2010-02-27

Object-Specific Methods

Sometimes a programmer likes to attach a method to a single object, instead of attaching it to all objects of a class. How can this be done?

We'll make three dogs, Sparky, Spot, and Spike. All dogs bark, but only Spike can bite.

Classless Languages

In JavaScript, just add function properties directly to the object:

var Dog = function (name) {this.name = name;};
Dog.prototype.bark = function () {return "woof";};
var d1 = new Dog("Sparky");
var d2 = new Dog("Spot");
var d3 = new Dog("Spike");
d3.bite = function () {return "GOTCHA";};

It is hard to imagine improving on that.

Singleton Classes

In Ruby, you add the method to the object's singleton class:

class Dog
  def bark(); "woof"; end
end
d1 = Dog.new("Sparky");
d2 = Dog.new("Spot");
d3 = Dog.new("Spike");
class <<d3
  def bite(); "GOTCHA"; end
end

The use of "<<" isn't as readable as it could be, at least for English speakers, so might there be other ways to do this for classes languages?

Object.add_method(d3, "bite", {"GOTCHA"});

d3.add_method("bite", {"GOTCHA"});

def d3.bite(); "GOTCHA"; end;

Regardless of the syntax, with a class-based language, each object will have an internal reference not only to its class, but to its bundle of object-specific methods.

Subclasses

In a language where classes are closed, you "extend" classes by making new subclasses.

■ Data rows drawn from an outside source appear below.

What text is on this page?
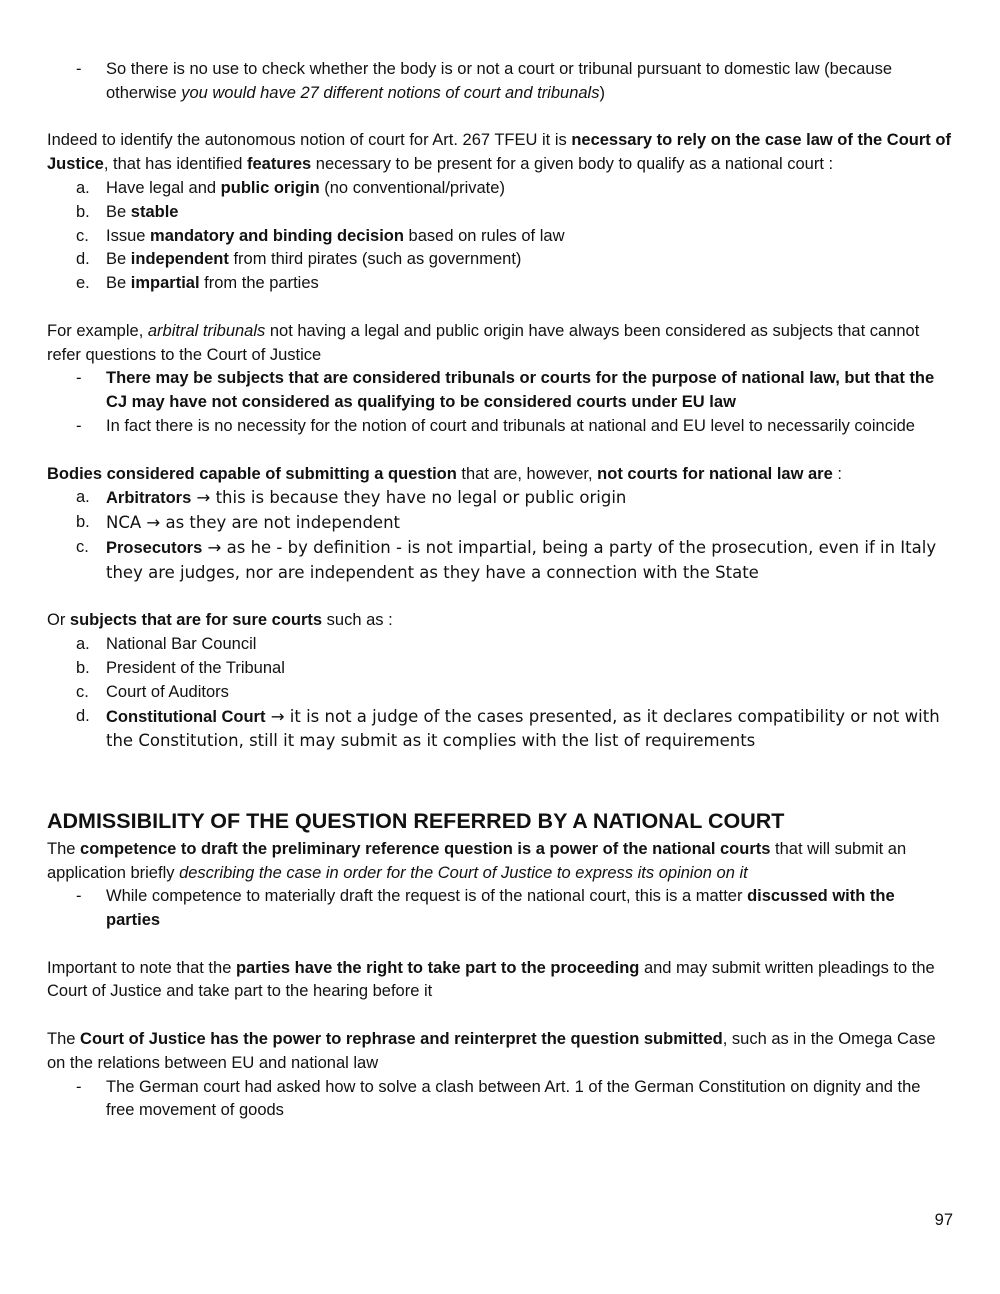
- So there is no use to check whether the body is or not a court or tribunal pursuant to domestic law (because otherwise you would have 27 different notions of court and tribunals)

Indeed to identify the autonomous notion of court for Art. 267 TFEU it is necessary to rely on the case law of the Court of Justice, that has identified features necessary to be present for a given body to qualify as a national court :

a. Have legal and public origin (no conventional/private)
b. Be stable
c.	Issue mandatory and binding decision based on rules of law
d. Be independent from third pirates (such as government)
e. Be impartial from the parties

For example, arbitral tribunals not having a legal and public origin have always been considered as subjects that cannot refer questions to the Court of Justice

- There may be subjects that are considered tribunals or courts for the purpose of national law, but that the CJ may have not considered as qualifying to be considered courts under EU law
- In fact there is no necessity for the notion of court and tribunals at national and EU level to necessarily coincide

Bodies considered capable of submitting a question that are, however, not courts for national law are :

a. Arbitrators → this is because they have no legal or public origin
b. NCA → as they are not independent
c.	Prosecutors → as he - by definition - is not impartial, being a party of the prosecution, even if in Italy they are judges, nor are independent as they have a connection with the State

Or subjects that are for sure courts such as :

a. National Bar Council
b. President of the Tribunal
c.	Court of Auditors
d. Constitutional Court → it is not a judge of the cases presented, as it declares compatibility or not with the Constitution, still it may submit as it complies with the list of requirements
ADMISSIBILITY OF THE QUESTION REFERRED BY A NATIONAL COURT

The competence to draft the preliminary reference question is a power of the national courts that will submit an application briefly describing the case in order for the Court of Justice to express its opinion on it

- While competence to materially draft the request is of the national court, this is a matter discussed with the parties

Important to note that the parties have the right to take part to the proceeding and may submit written pleadings to the Court of Justice and take part to the hearing before it

The Court of Justice has the power to rephrase and reinterpret the question submitted, such as in the Omega Case on the relations between EU and national law

- The German court had asked how to solve a clash between Art. 1 of the German Constitution on dignity and the free movement of goods
97
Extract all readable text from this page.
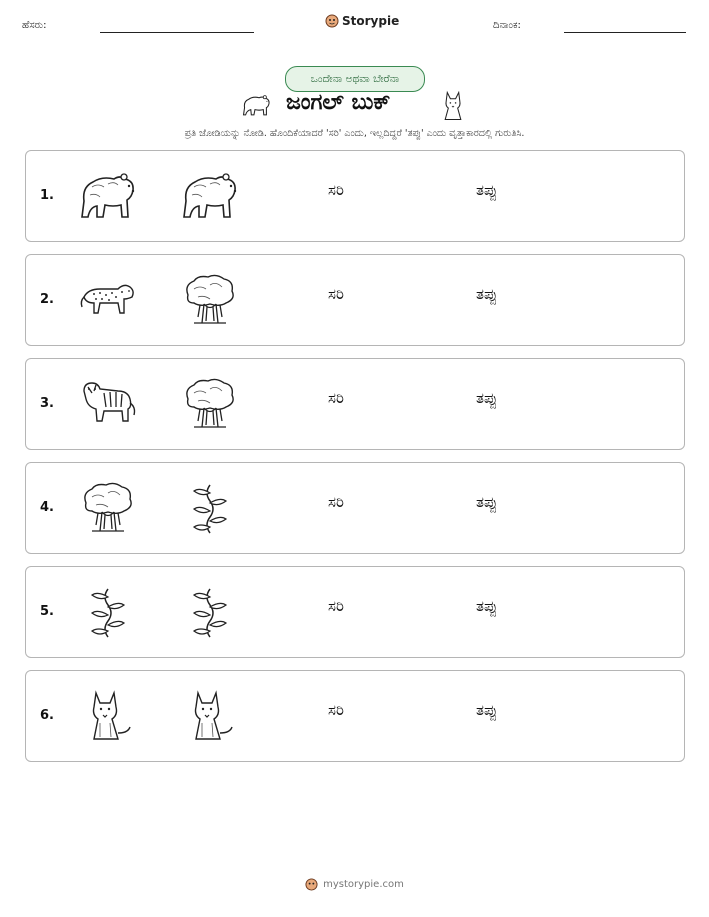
ಹೆಸರು:	Storypie	ದಿನಾಂಕ:
ಒಂದೇನಾ ಅಥವಾ ಬೇರೆನಾ
ಜಂಗಲ್ ಬುಕ್
ಪ್ರತಿ ಜೋಡಿಯನ್ನು ನೋಡಿ. ಹೊಂದಿಕೆಯಾದರೆ 'ಸರಿ' ಎಂದು, ಇಲ್ಲದಿದ್ದರೆ 'ತಪ್ಪು' ಎಂದು ವೃತ್ತಾಕಾರದಲ್ಲಿ ಗುರುತಿಸಿ.
1.	ಸರಿ	ತಪ್ಪು
2.	ಸರಿ	ತಪ್ಪು
3.	ಸರಿ	ತಪ್ಪು
4.	ಸರಿ	ತಪ್ಪು
5.	ಸರಿ	ತಪ್ಪು
6.	ಸರಿ	ತಪ್ಪು
mystorypie.com
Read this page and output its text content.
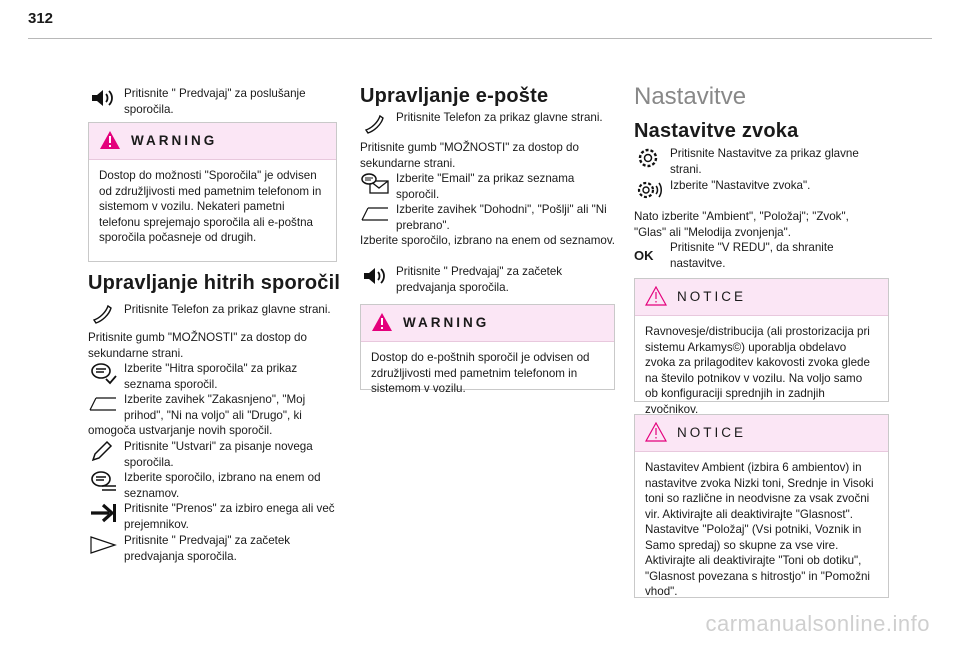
312
Pritisnite " Predvajaj" za poslušanje sporočila.
WARNING
Dostop do možnosti "Sporočila" je odvisen od združljivosti med pametnim telefonom in sistemom v vozilu. Nekateri pametni telefonu sprejemajo sporočila ali e-poštna sporočila počasneje od drugih.
Upravljanje hitrih sporočil
Pritisnite Telefon za prikaz glavne strani.
Pritisnite gumb "MOŽNOSTI" za dostop do sekundarne strani.
Izberite "Hitra sporočila" za prikaz seznama sporočil.
Izberite zavihek "Zakasnjeno", "Moj prihod", "Ni na voljo" ali "Drugo", ki
omogoča ustvarjanje novih sporočil.
Pritisnite "Ustvari" za pisanje novega sporočila.
Izberite sporočilo, izbrano na enem od seznamov.
Pritisnite "Prenos" za izbiro enega ali več prejemnikov.
Pritisnite " Predvajaj" za začetek predvajanja sporočila.
Upravljanje e-pošte
Pritisnite Telefon za prikaz glavne strani.
Pritisnite gumb "MOŽNOSTI" za dostop do sekundarne strani.
Izberite "Email" za prikaz seznama sporočil.
Izberite zavihek "Dohodni", "Pošlji" ali "Ni prebrano".
Izberite sporočilo, izbrano na enem od seznamov.
Pritisnite " Predvajaj" za začetek predvajanja sporočila.
WARNING
Dostop do e-poštnih sporočil je odvisen od združljivosti med pametnim telefonom in sistemom v vozilu.
Nastavitve
Nastavitve zvoka
Pritisnite Nastavitve za prikaz glavne strani.
Izberite "Nastavitve zvoka".
Nato izberite "Ambient", "Položaj"; "Zvok", "Glas" ali "Melodija zvonjenja".
OK
Pritisnite "V REDU", da shranite nastavitve.
NOTICE
Ravnovesje/distribucija (ali prostorizacija pri sistemu Arkamys©) uporablja obdelavo zvoka za prilagoditev kakovosti zvoka glede na število potnikov v vozilu. Na voljo samo ob konfiguraciji sprednjih in zadnjih zvočnikov.
NOTICE
Nastavitev Ambient (izbira 6 ambientov) in nastavitve zvoka Nizki toni, Srednje in Visoki toni so različne in neodvisne za vsak zvočni vir. Aktivirajte ali deaktivirajte "Glasnost". Nastavitve "Položaj" (Vsi potniki, Voznik in Samo spredaj) so skupne za vse vire. Aktivirajte ali deaktivirajte "Toni ob dotiku", "Glasnost povezana s hitrostjo" in "Pomožni vhod".
carmanualsonline.info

This seems a little uglier in our contrived example. In Java:

class Dog {
    private String name;
    public Dog(String name) {this.name = name;}
    public String bark() {return "woof";}
}
class BitingDog extends Dog {
    public BitingDog(String name) {super(name);}
    public String bite() {return "GOTCHA";}
}
Dog d1 = new Dog("Sparky");
Dog d2 = new Dog("Spot");
BitingDog d3 = new BitingDog("Spike");

This may be clunky, but it does make a lot more static analysis possible.